Amur Leopard Natural History

Range & habitat

This species is restricted to small areas of Russia, North Korea (possibly locally extinct) and China, where it is well adapted to the snowy conditions.  In the wild it is a shy cat which is most commonly found in pine forests.


Don’t let this cat’s size fool you.  This carnivore feeds on wild boar, deer (sika and roe), hares, badgers and even raccoon dogs.  Especially when it has a big kill, if it is not able to eat it all in one sitting or thinks it might get disturbed, this cat can drag even such larger food items in to trees and up rocky sides.

After birth (generally in the middle to the end of summer) cubs will be weaned at 3 months old but won’t leave their mother for 18 to 24 months, finally becoming sexually mature a year later at 3 months.


Length; 1 to 1.4 m

Weight; 25 to 48 kg


This subspecies of the leopard (which as a whole is classified as vulnerable), is classified by the IUCN red list as critically endangered, with potentially only between 27 and 37 individuals left in the wild.

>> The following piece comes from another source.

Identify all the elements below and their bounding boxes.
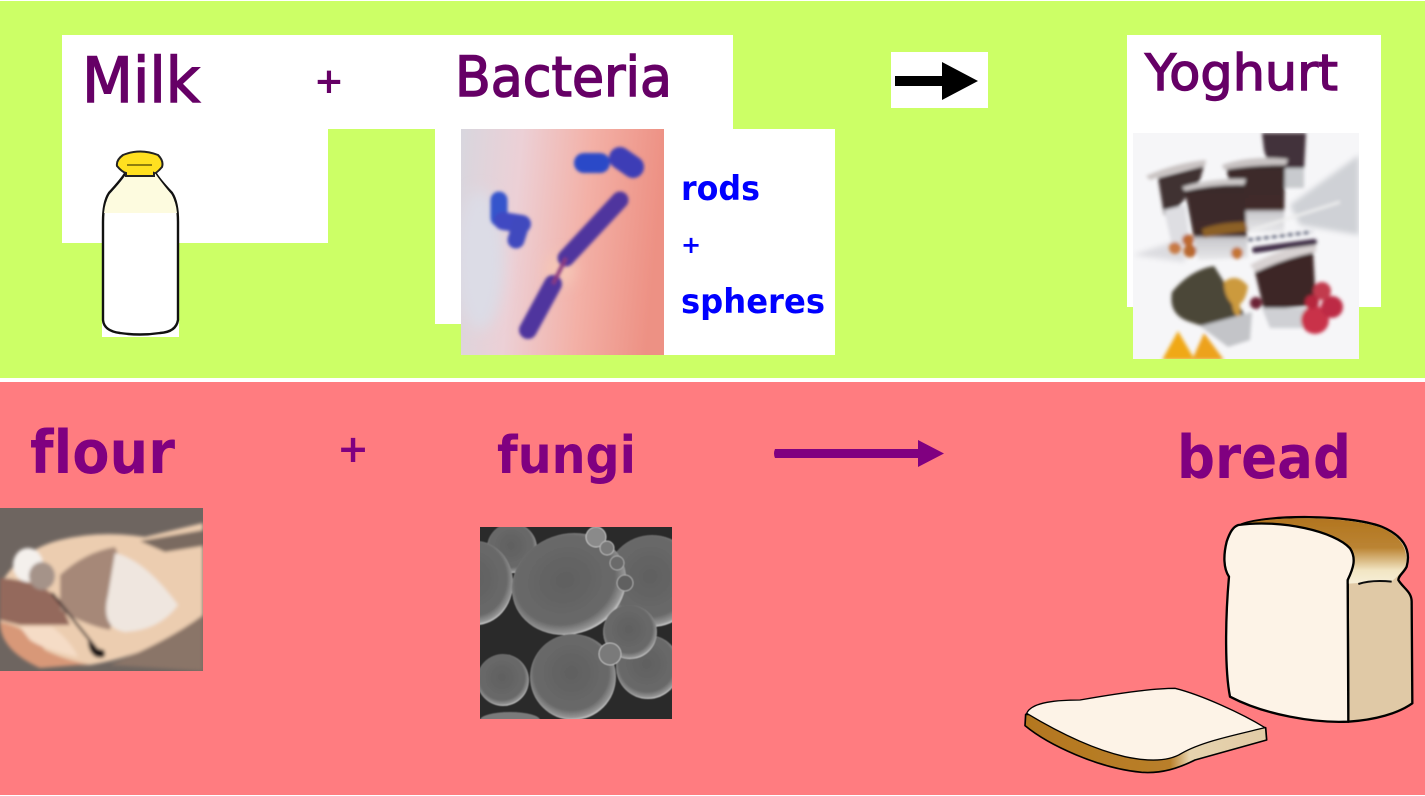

Their population is in such danger for a number of reasons, with most of these being related to human activity.

Even though they are protected they are still poached for their fur as well as being killed by humans during conflicts (such as the killing of livestock leading to farmer retaliation).  The same thing applies to much of their prey which has become increasingly scarce throughout their range, living little food for them to eat.  Finally, none of these issues are helped by degradation and fragmentation of their habitat due to human settlement, development and stripping of natural resources.

What this also means is that with such a small population of mature animals the gene pool has become increasingly shallow leading to hereditary health conditions.


The Amur leopard at Sandwich Wildlife Park

We have 1 female Amur leopard at Sandwich Wildlife Park called Kaia, who joined us at the end of 2019 from Marwell Zoo.  She is part of the European Endangered species Program (EEP) run by the European Association of Zoos and Aquaria (EAZA).  She likes to spend most of her time outdoors, thanks to that amazing coat which this species grows.